Muchas veces no es fácil explicar por qué el artista se decanta por unos u otros temas. En ocasiones esto tiene que ver con la impronta que deja el maestro en el aprendiz; o con un metodismo académico que, por creer ser perfecto, se vuelve aburrido y repetitivo aunque pase por diferentes manos; o simplemente, el tema surge cuando los elementos que lo configuran se cruzan en el camino de la sensibilidad del artista, un artista que está ansioso de recibir la inspiración, no de las musas, sino de todo aquello que día a día le rodea, le encanta, le hechiza, le ayuda a crear en su mente algo del arte que luego pasará al lienzo. No es difícil que esto ocurra cuando se está rodeado de una paleta de ocres otoñales, grises tormentosos o verdes en tan variada gama como los que ofrece el paisaje asturiano y sus pintorescos protagonistas.
Blanco es pintor de la panera, del molino, de los gallos y las gallinas, del agua remansada de los jugosos ríos de Frejulfe, Navia, Porcía; o de las más agitadas aguas del río Barayo o las cascadas de Oneta; de las casas de mampostería vista de Pesoz, Tablizo o del Vidural; de la portalada desvencijada que encierra simbólicamente los entresijos de un caserío de labranza, o de las berzas y los helechos que, cual colina legendaria del paisaje asturiano, son tan propios del mismo como ésta; y no nos olvidemos de los bodegones que reflejan fielmente los frutos de tan noble tierra.

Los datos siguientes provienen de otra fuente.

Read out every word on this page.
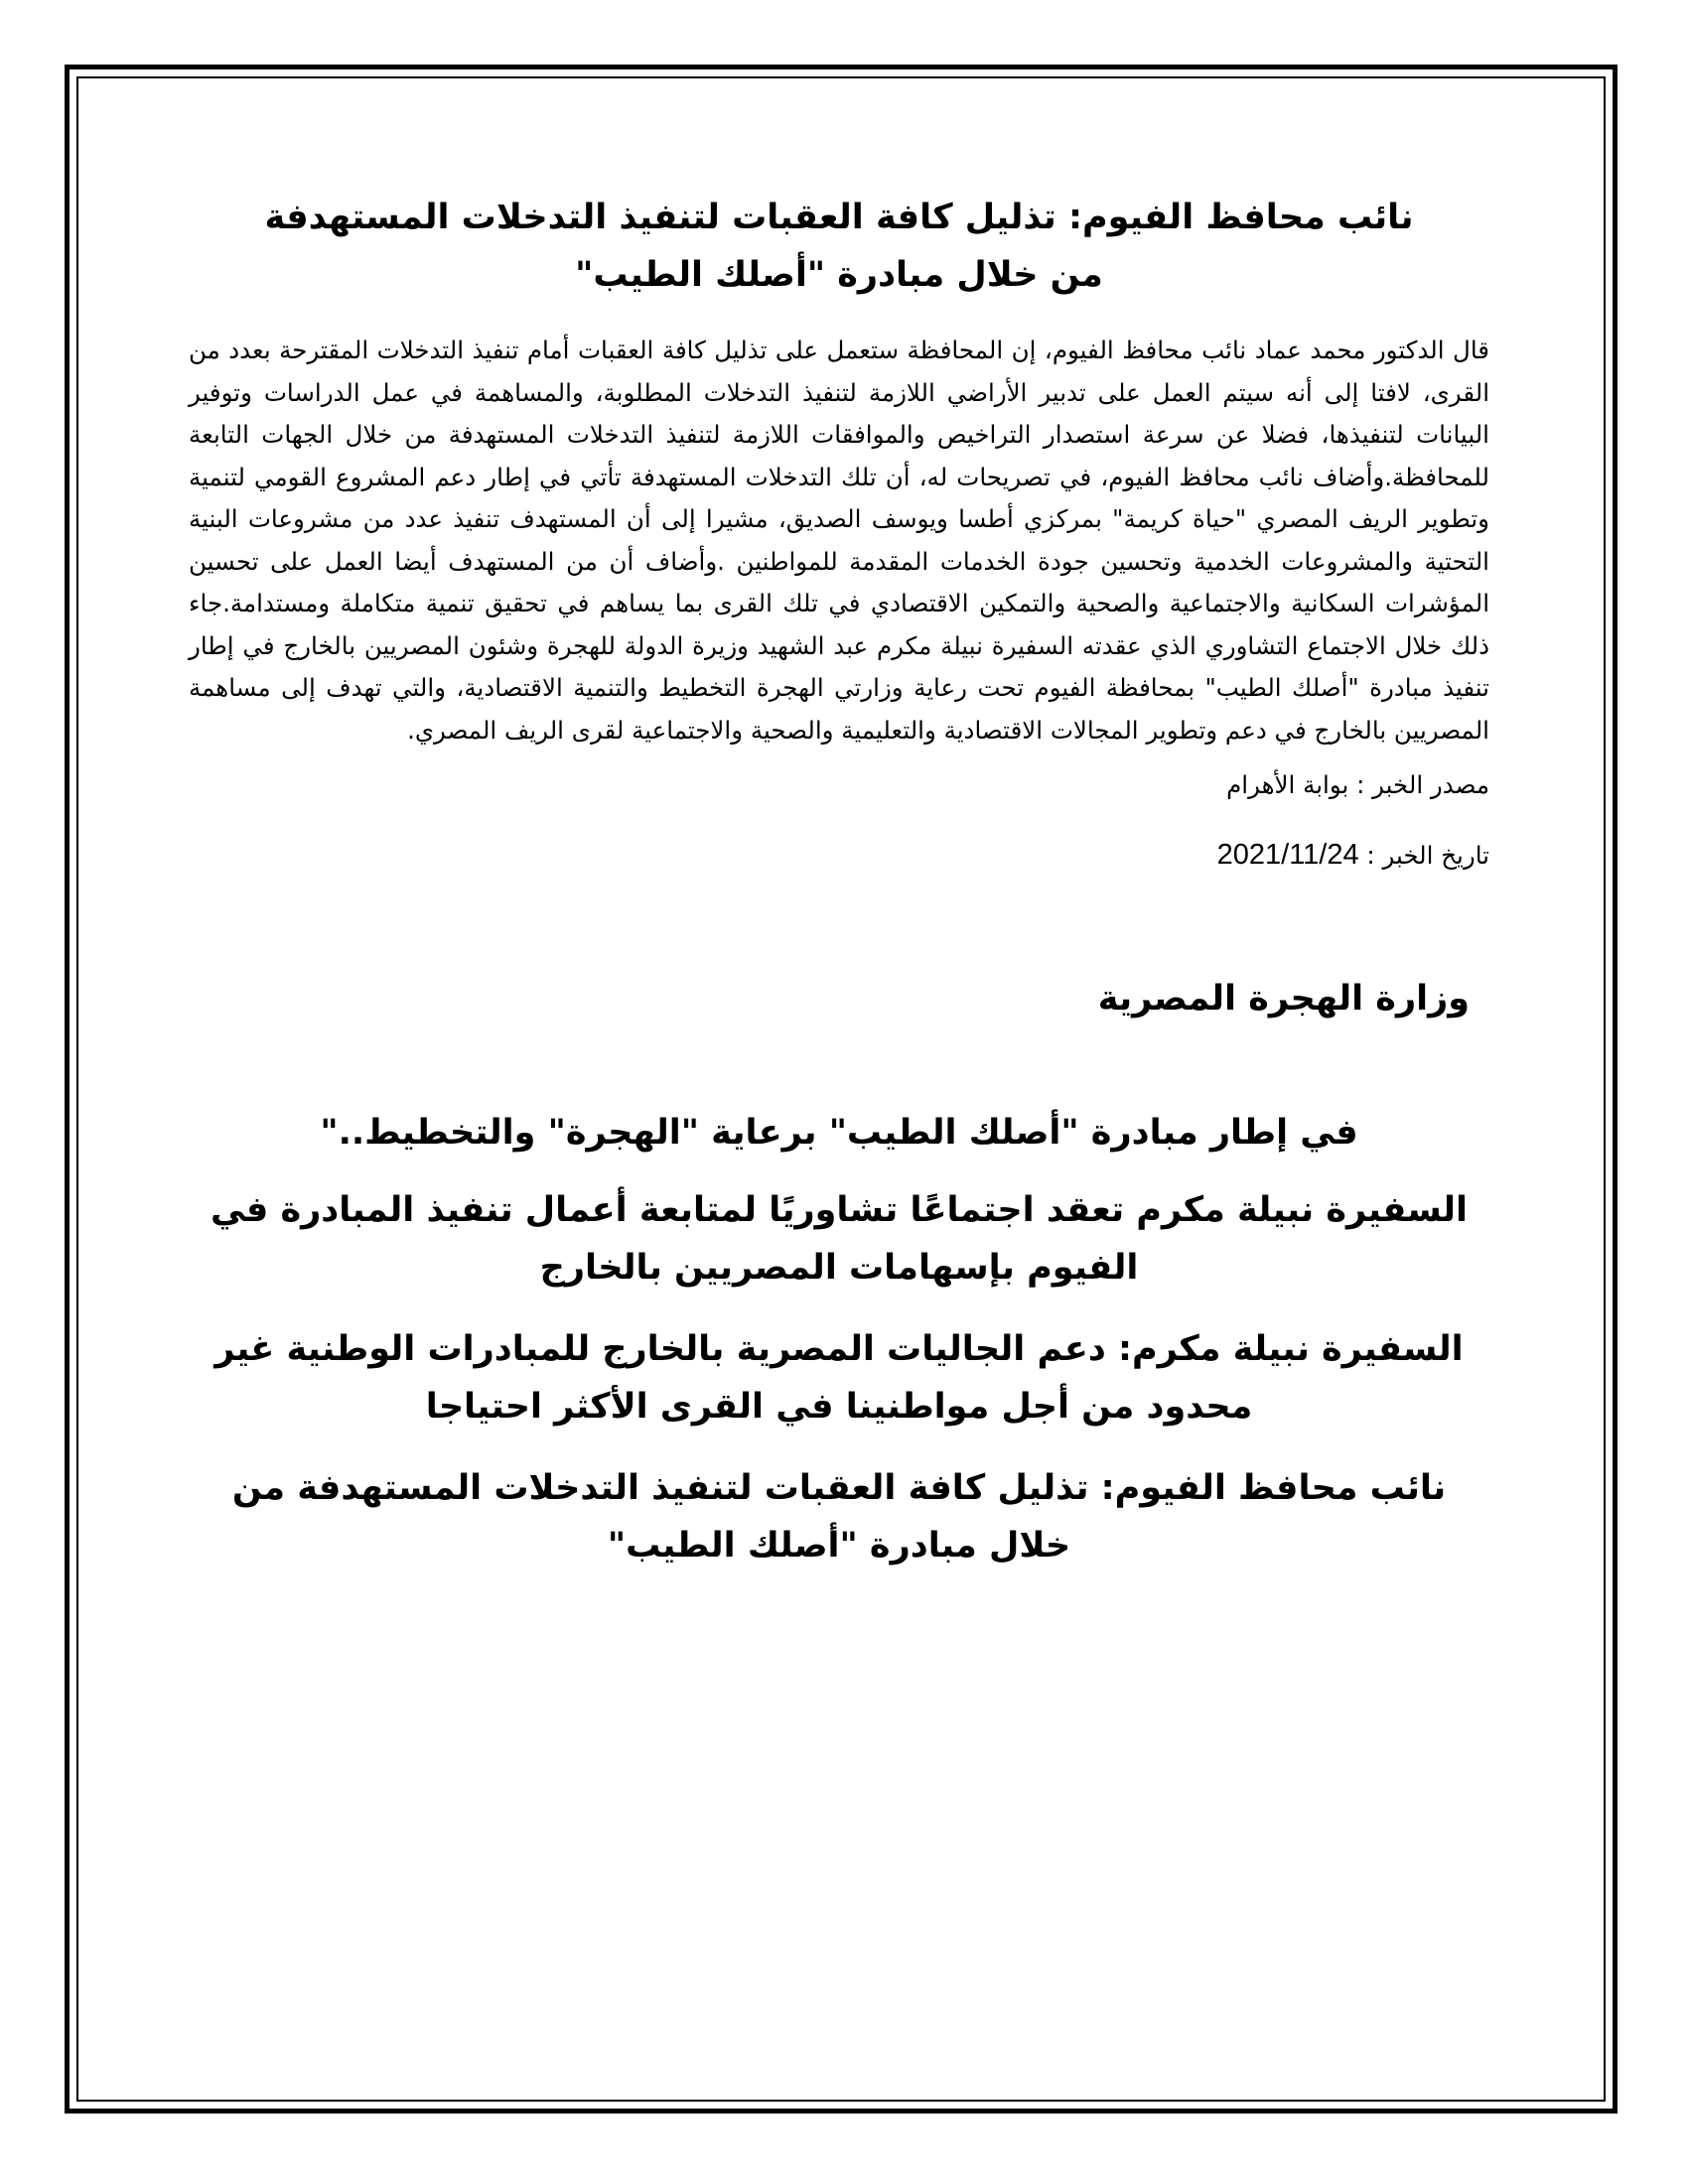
نائب محافظ الفيوم: تذليل كافة العقبات لتنفيذ التدخلات المستهدفة من خلال مبادرة "أصلك الطيب"

قال الدكتور محمد عماد نائب محافظ الفيوم، إن المحافظة ستعمل على تذليل كافة العقبات أمام تنفيذ التدخلات المقترحة بعدد من القرى، لافتا إلى أنه سيتم العمل على تدبير الأراضي اللازمة لتنفيذ التدخلات المطلوبة، والمساهمة في عمل الدراسات وتوفير البيانات لتنفيذها، فضلا عن سرعة استصدار التراخيص والموافقات اللازمة لتنفيذ التدخلات المستهدفة من خلال الجهات التابعة للمحافظة.وأضاف نائب محافظ الفيوم، في تصريحات له، أن تلك التدخلات المستهدفة تأتي في إطار دعم المشروع القومي لتنمية وتطوير الريف المصري "حياة كريمة" بمركزي أطسا ويوسف الصديق، مشيرا إلى أن المستهدف تنفيذ عدد من مشروعات البنية التحتية والمشروعات الخدمية وتحسين جودة الخدمات المقدمة للمواطنين .وأضاف أن من المستهدف أيضا العمل على تحسين المؤشرات السكانية والاجتماعية والصحية والتمكين الاقتصادي في تلك القرى بما يساهم في تحقيق تنمية متكاملة ومستدامة.جاء ذلك خلال الاجتماع التشاوري الذي عقدته السفيرة نبيلة مكرم عبد الشهيد وزيرة الدولة للهجرة وشئون المصريين بالخارج في إطار تنفيذ مبادرة "أصلك الطيب" بمحافظة الفيوم تحت رعاية وزارتي الهجرة التخطيط والتنمية الاقتصادية، والتي تهدف إلى مساهمة المصريين بالخارج في دعم وتطوير المجالات الاقتصادية والتعليمية والصحية والاجتماعية لقرى الريف المصري.

مصدر الخبر : بوابة الأهرام

تاريخ الخبر : 2021/11/24

وزارة الهجرة المصرية
في إطار مبادرة "أصلك الطيب" برعاية "الهجرة" والتخطيط.."
السفيرة نبيلة مكرم تعقد اجتماعًا تشاوريًا لمتابعة أعمال تنفيذ المبادرة في الفيوم بإسهامات المصريين بالخارج
السفيرة نبيلة مكرم: دعم الجاليات المصرية بالخارج للمبادرات الوطنية غير محدود من أجل مواطنينا في القرى الأكثر احتياجا
نائب محافظ الفيوم: تذليل كافة العقبات لتنفيذ التدخلات المستهدفة من خلال مبادرة "أصلك الطيب"
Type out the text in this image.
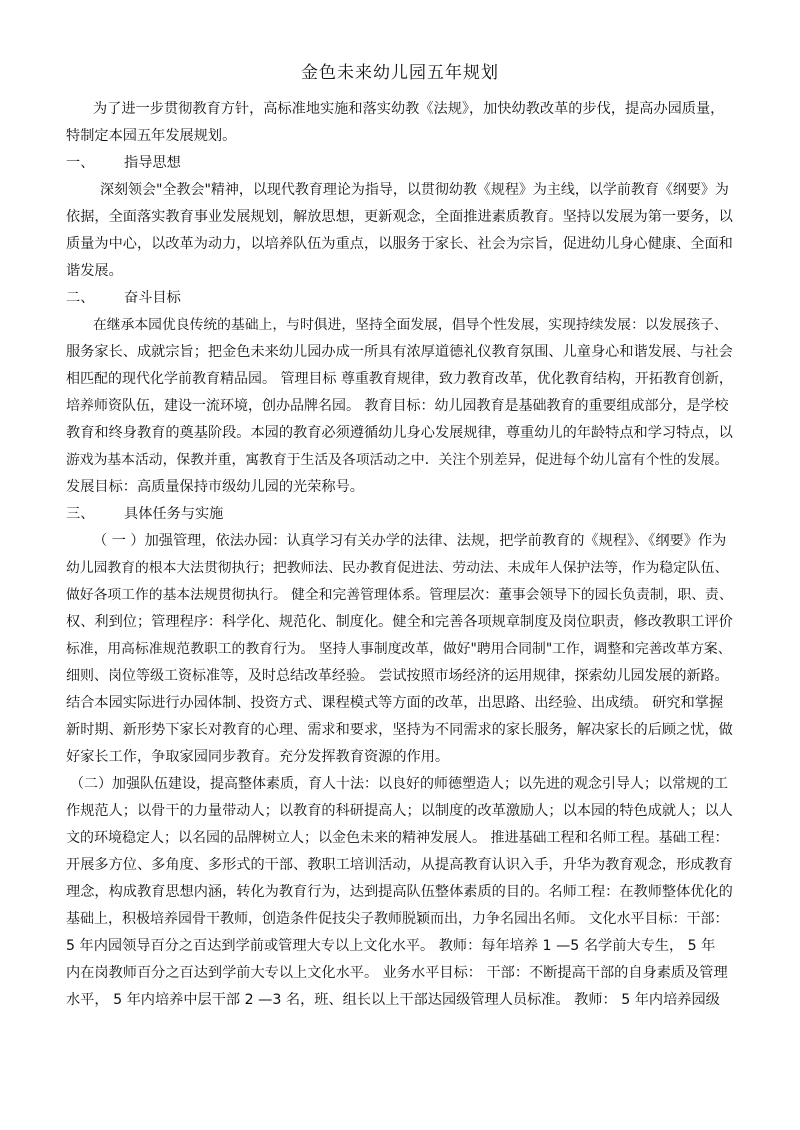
金色未来幼儿园五年规划
为了进一步贯彻教育方针，高标准地实施和落实幼教《法规》，加快幼教改革的步伐，提高办园质量，
特制定本园五年发展规划。
一、 指导思想
深刻领会"全教会"精神，以现代教育理论为指导，以贯彻幼教《规程》为主线，以学前教育《纲要》为
依据，全面落实教育事业发展规划，解放思想，更新观念，全面推进素质教育。坚持以发展为第一要务，以
质量为中心，以改革为动力，以培养队伍为重点，以服务于家长、社会为宗旨，促进幼儿身心健康、全面和
谐发展。
二、 奋斗目标
在继承本园优良传统的基础上，与时俱进，坚持全面发展，倡导个性发展，实现持续发展：以发展孩子、
服务家长、成就宗旨；把金色未来幼儿园办成一所具有浓厚道德礼仪教育氛围、儿童身心和谐发展、与社会
相匹配的现代化学前教育精品园。 管理目标 尊重教育规律，致力教育改革，优化教育结构，开拓教育创新，
培养师资队伍，建设一流环境，创办品牌名园。 教育目标：幼儿园教育是基础教育的重要组成部分，是学校
教育和终身教育的奠基阶段。本园的教育必须遵循幼儿身心发展规律，尊重幼儿的年龄特点和学习特点，以
游戏为基本活动，保教并重，寓教育于生活及各项活动之中．关注个别差异，促进每个幼儿富有个性的发展。
发展目标：高质量保持市级幼儿园的光荣称号。
三、 具体任务与实施
（ 一 ）加强管理，依法办园：认真学习有关办学的法律、法规，把学前教育的《规程》、《纲要》作为
幼儿园教育的根本大法贯彻执行；把教师法、民办教育促进法、劳动法、未成年人保护法等，作为稳定队伍、
做好各项工作的基本法规贯彻执行。 健全和完善管理体系。管理层次：董事会领导下的园长负责制，职、责、
权、利到位；管理程序：科学化、规范化、制度化。健全和完善各项规章制度及岗位职责，修改教职工评价
标准，用高标准规范教职工的教育行为。 坚持人事制度改革，做好"聘用合同制"工作，调整和完善改革方案、
细则、岗位等级工资标准等，及时总结改革经验。 尝试按照市场经济的运用规律，探索幼儿园发展的新路。
结合本园实际进行办园体制、投资方式、课程模式等方面的改革，出思路、出经验、出成绩。 研究和掌握
新时期、新形势下家长对教育的心理、需求和要求，坚持为不同需求的家长服务，解决家长的后顾之忧，做
好家长工作，争取家园同步教育。充分发挥教育资源的作用。
（二）加强队伍建设，提高整体素质，育人十法：以良好的师德塑造人；以先进的观念引导人；以常规的工
作规范人；以骨干的力量带动人；以教育的科研提高人；以制度的改革激励人；以本园的特色成就人；以人
文的环境稳定人；以名园的品牌树立人；以金色未来的精神发展人。 推进基础工程和名师工程。基础工程：
开展多方位、多角度、多形式的干部、教职工培训活动，从提高教育认识入手，升华为教育观念，形成教育
理念，构成教育思想内涵，转化为教育行为，达到提高队伍整体素质的目的。名师工程：在教师整体优化的
基础上，积极培养园骨干教师，创造条件促技尖子教师脱颖而出，力争名园出名师。 文化水平目标：干部：
5 年内园领导百分之百达到学前或管理大专以上文化水平。 教师：每年培养 1 —5 名学前大专生， 5 年
内在岗教师百分之百达到学前大专以上文化水平。 业务水平目标： 干部：不断提高干部的自身素质及管理
水平， 5 年内培养中层干部 2 —3 名，班、组长以上干部达园级管理人员标准。 教师： 5 年内培养园级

Todo esto constituye una temática que encierra cierta variedad de elementos en una producción quizá desfasada en el tiempo, desvinculada de los modos y las formas más actuales, demasiado arraigada en un estilo, una técnica y unos gustos más propios de una minuciosidad renacentista o como Fernando Landeira apunta "cuadros que a veces recuerdan la ingenuidad de un Rousseau". Pero es por su carácter autodidacta y su arraigo a los modos y costumbres rurales, por lo que Blanco se decanta por estas temáticas, y partiendo de la elemental idea de querer pintar lo que a él le gusta, utiliza los temas que se encuentra en el campo y la marina asturiana no sólo como fuente de inspiración, sino también como motivos predilectos de sus obras.
Cualquier hórreo, cualquier gallinero, infinidad de rincones típicos, de huertas, de pantalanes, son susceptibles de configurar el motivo principal de un cuadro de Blanco. Es entonces cuando la mano del artista y el buen criterio estético que se le supone a un ser sensible, se encargan de seleccionar aquellos elementos que inspiran, que evocan, que pasarán a ser arte en la paleta del pintor.
No hay que olvidarse tampoco de las naturalezas muertas, los interiores o algún otro tema menos habitual en su obra. En estos casos, el tema nace a medida de la imaginación del pintor, que dispone los elementos en virtud de lo que considera una composición bella, con un criterio estético que, si bien pierde a veces la asturianía predominante en otros temas, no deja de surgir de la realidad circundante.
El estilo de Blanco es minucioso, quizá meticuloso en demasía en algunos aspectos, caracterizado por un virtuosismo botánico que suele servir de marco a la plasticidad con la que son tratadas las mamposterías y demás elementos que concurren en la Asturias más rural. En ocasiones, la pincelada se presenta deshecha, pareciendo contraponerse a la minuciosidad con la que es tratada; en otras, se nos muestra en su cualidad más diluida, cual fiel espejo, en las aguas embalsadas del Navia o el Porcía.
En la mente de Alberto Blanco no hay un afán por ajustarse a las tendencias de moda, por variar los temas o cambiar la técnica que de modo tan personal da vida a sus cuadros. Pero sí existe una inquietud al analizar otros modos y maneras, así como la intención de un perfeccionamiento progresivo y de una reiteración temática siempre que siga encontrándose realizado con lo que consigue en sus obras que, por otro lado, gozan de muy buena aceptación entre el público que accede a ellas.